Trump a voulu "annuler Obama" parce qu'il ne supportait pas qu'un Noir incarne l'Amérique de la dignité, de la tolérance et de la culture.
Avant de quitter la Maison blanche, Donald Trump – peut-être parce qu’il s’y ennuie, peut-être parce qu’il est furieux de devoir admettre enfin qu’il a perdu – multiplie les décisions d’ordre judiciaire. D’un côté, il use de son droit de grâce pour faire libérer de prison des mercenaires qui ont exécuté de sang-froid des civils irakiens. De l’autre, il ordonne l’exécution de condamnés à mort, demeurés longtemps dans le « couloir de la mort » de prisons fédérales.
Dix hommes ont déjà ainsi été exécutés cette année ; trois autres devraient l’être avant que Donald Trump cède la Maison blanche à son successeur élu. C’est plus que dans tous les Etats des USA, où la peine de mort tend à ne plus être guère appliquée.
Pourquoi Trump se comporte-t-il ainsi ? demande l’essayiste néerlandais Ian Buruma ? Pourquoi éprouve-t-il le besoin de multiplier les gestes provocateurs, alors que les jours de sa présidence lui sont désormais comptés ? Est-ce pour faire passer son successeur, qui a promis d’abolir la peine de mort, pour un pied tendre ?

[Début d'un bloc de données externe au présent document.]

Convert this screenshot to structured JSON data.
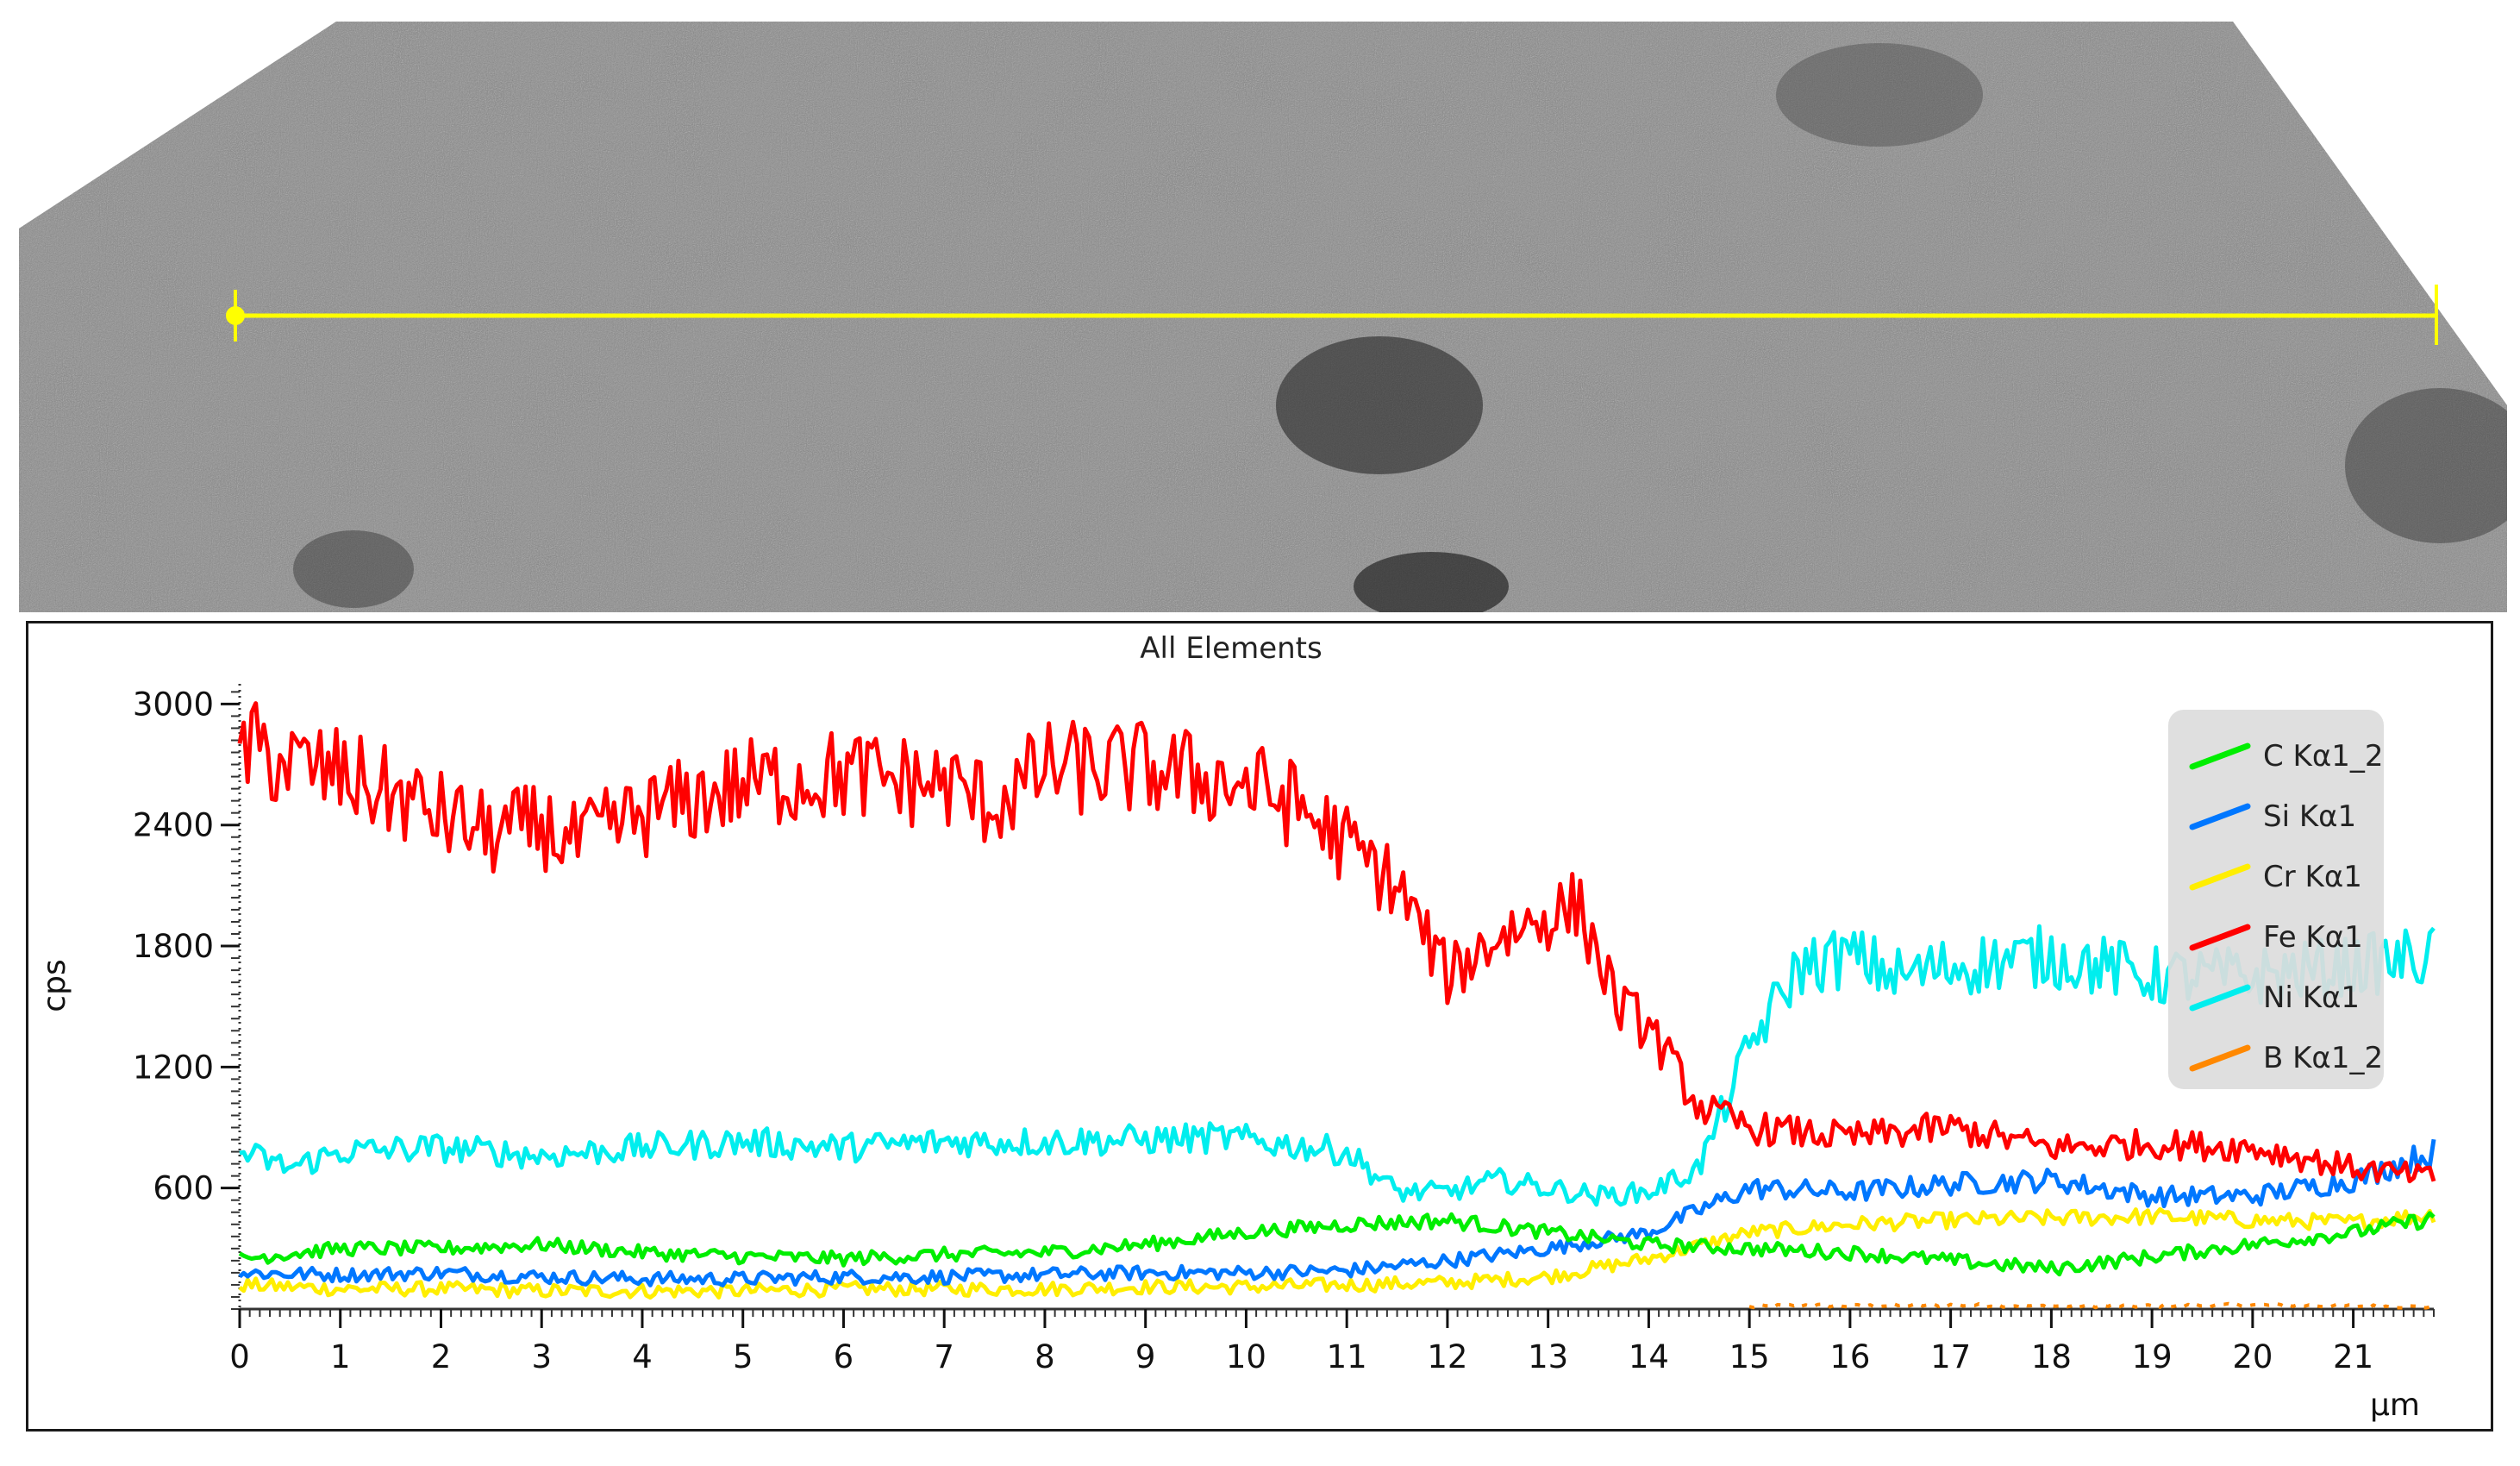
{
  "micrograph": {
    "description_free": true,
    "line_marker_color": "#ffff00"
  },
  "chart_data": {
    "type": "line",
    "title": "All Elements",
    "xlabel": "µm",
    "ylabel": "cps",
    "xlim": [
      0,
      21.8
    ],
    "ylim": [
      0,
      3100
    ],
    "x_ticks": [
      "0",
      "1",
      "2",
      "3",
      "4",
      "5",
      "6",
      "7",
      "8",
      "9",
      "10",
      "11",
      "12",
      "13",
      "14",
      "15",
      "16",
      "17",
      "18",
      "19",
      "20",
      "21"
    ],
    "y_ticks": [
      "600",
      "1200",
      "1800",
      "2400",
      "3000"
    ],
    "legend_position": "top-right",
    "series": [
      {
        "name": "C Kα1_2",
        "color": "#00ee00",
        "x": [
          0,
          1,
          2,
          3,
          4,
          5,
          6,
          7,
          8,
          9,
          10,
          11,
          12,
          13,
          14,
          15,
          16,
          17,
          18,
          19,
          20,
          21,
          21.8
        ],
        "y": [
          250,
          300,
          300,
          320,
          280,
          260,
          250,
          270,
          280,
          320,
          380,
          420,
          440,
          380,
          320,
          300,
          280,
          240,
          200,
          260,
          320,
          380,
          450
        ]
      },
      {
        "name": "Si Kα1",
        "color": "#0077ff",
        "x": [
          0,
          1,
          2,
          3,
          4,
          5,
          6,
          7,
          8,
          9,
          10,
          11,
          12,
          13,
          14,
          15,
          16,
          17,
          18,
          19,
          20,
          21,
          21.8
        ],
        "y": [
          180,
          170,
          180,
          160,
          150,
          150,
          160,
          160,
          170,
          180,
          180,
          190,
          240,
          300,
          380,
          600,
          580,
          620,
          640,
          560,
          560,
          640,
          780
        ]
      },
      {
        "name": "Cr Kα1",
        "color": "#ffee00",
        "x": [
          0,
          1,
          2,
          3,
          4,
          5,
          6,
          7,
          8,
          9,
          10,
          11,
          12,
          13,
          14,
          15,
          16,
          17,
          18,
          19,
          20,
          21,
          21.8
        ],
        "y": [
          120,
          100,
          100,
          90,
          90,
          90,
          100,
          100,
          100,
          110,
          110,
          120,
          130,
          160,
          250,
          380,
          420,
          440,
          450,
          460,
          440,
          430,
          470
        ]
      },
      {
        "name": "Fe Kα1",
        "color": "#ff0000",
        "x": [
          0,
          0.5,
          1,
          2,
          2.5,
          3,
          3.3,
          4,
          5,
          6,
          7,
          7.5,
          8,
          9,
          10,
          10.5,
          11,
          11.5,
          12,
          12.5,
          13,
          13.3,
          13.7,
          14,
          14.5,
          15,
          16,
          17,
          18,
          19,
          20,
          21,
          21.8
        ],
        "y": [
          2800,
          2700,
          2650,
          2450,
          2350,
          2400,
          2300,
          2450,
          2600,
          2650,
          2600,
          2500,
          2680,
          2680,
          2600,
          2500,
          2300,
          2100,
          1650,
          1850,
          1950,
          2000,
          1500,
          1400,
          1000,
          900,
          850,
          900,
          800,
          820,
          800,
          700,
          650
        ]
      },
      {
        "name": "Ni Kα1",
        "color": "#00eeee",
        "x": [
          0,
          0.5,
          1,
          2,
          3,
          4,
          5,
          6,
          7,
          8,
          9,
          9.8,
          10.5,
          11,
          11.5,
          12,
          12.5,
          13,
          13.5,
          14,
          14.5,
          15,
          15.5,
          16,
          16.5,
          17,
          18,
          19,
          20,
          21,
          21.8
        ],
        "y": [
          780,
          700,
          780,
          800,
          760,
          800,
          830,
          800,
          830,
          830,
          840,
          850,
          810,
          780,
          580,
          580,
          640,
          600,
          560,
          580,
          700,
          1300,
          1700,
          1750,
          1650,
          1700,
          1750,
          1650,
          1650,
          1700,
          1750
        ]
      },
      {
        "name": "B Kα1_2",
        "color": "#ff8800",
        "x": [
          15,
          15.5,
          16,
          17,
          18,
          19,
          20,
          21,
          21.8
        ],
        "y": [
          10,
          20,
          15,
          20,
          15,
          15,
          20,
          15,
          10
        ]
      }
    ]
  }
}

Comme les rustres incultes se sentent insultés par Mozart, Trump s'est senti défié par la dignité d'Obama
Et Buruma d’évoquer alors une scène rapportée par le grand Simon Leys dans ses mémoires.
Un jour qu’il était dans un café en Australie, où il tentait de lire, une radio assourdissante diffusait une horrible musique commerciale. Au bar, quelqu’un décida de changer de chaîne et la même radio se mit à diffuser un quintette de Mozart. Silence dans la salle, jusqu’à ce qu’un des clients présents, furieux, se lève brusquement et aille remettre la chaîne tonitruante. « C’est précisément parce qu’il ressentait la qualité de cette musique qu’il avait décidé de l’annuler », selon Leys. Il s’était senti insulté par cette qualité. Elle évoquait une intelligence et une sensibilité dont il se sentait dépourvu. Il considérait Mozart comme une insulte à sa propre balourdise. « Il lui fallait remettre la musique à son niveau. »
Il en va de même pour Donald Trump, écrit Buruma. En arrivant à la Maison blanche, il aurait voulu « annuler » l’ambiance de dignité et de sérénité qu’y avait fait régner Barack Obama. Comme l'écrit Buruma :
Beaucoup de commentateurs, au cours des quatre dernières années, ont montré que Trump était mené par le désir obsessionnel de mettre à bas tout ce que son prédécesseur avait construit.
Ce que signifie le tic de langage d'Obama "this is not what we are"
Il y a sans doute bien des causes à cela. Mais l’une des principales est que Trump ne supportait pas l’idée qu’un Noir puisse incarner un tel niveau d’intelligence et de culture, qu’il s’exprime avec autant de subtilité et de raffinement, que son accent soit aussi impeccablement chic. Cela contredisait ses propres préjugés racistes. Ian Buruma :
Je pense que l’anecdote de Leys sur le café australien offre la meilleure explication » « Il fallait à Trump éradiquer l’image de haute civilisation que Obama représentait. Il lui fallait la faire descendre jusqu’à son propre niveau à lui.
L’un des tics de langage d’Obama était « this is not what we are » (ceci n’est pas ce que nous sommes). Chaque fois qu’il a eu à commenter un geste ignoble commis quelque part par un Américain, ou par les Etats-Unis en tant que nation, il le rapportait ainsi à la haute idée morale qu’il se faisait des Etats-Unis.
Parce qu’Obama a voulu inspirer aux Américains un idéal exigeant, il faisait appel à « la meilleure nature » des Américains. Comme Martin Luther King, son inspirateur, il ne méconnaissait pas la part de violence, d’intolérance raciste et grégaire qui fait partie de la culture américaine. Mais il entendait pousser ses compatriotes vers le haut. Pas vers le pire.
C’était intolérable à Trump, qui incarne justement cette Amérique vulgaire, violente et inculte, fière de ses mauvaises manières. Sa grossièreté plaisait à ses partisans parce qu’elle faisait écho à la leur.
La tâche de Biden : ramener de la décence dans la vie politique américaine
Joe Biden a promis de ramener la décence et la dignité dans la vie politique américaine. Comme Obama, il proclame sa foi dans la raison et son espoir de faire coopérer les deux partis qui représentent les Etats-Unis dans une atmosphère de tolérance mutuelle retrouvée. Il faut lui souhaiter bonne chance.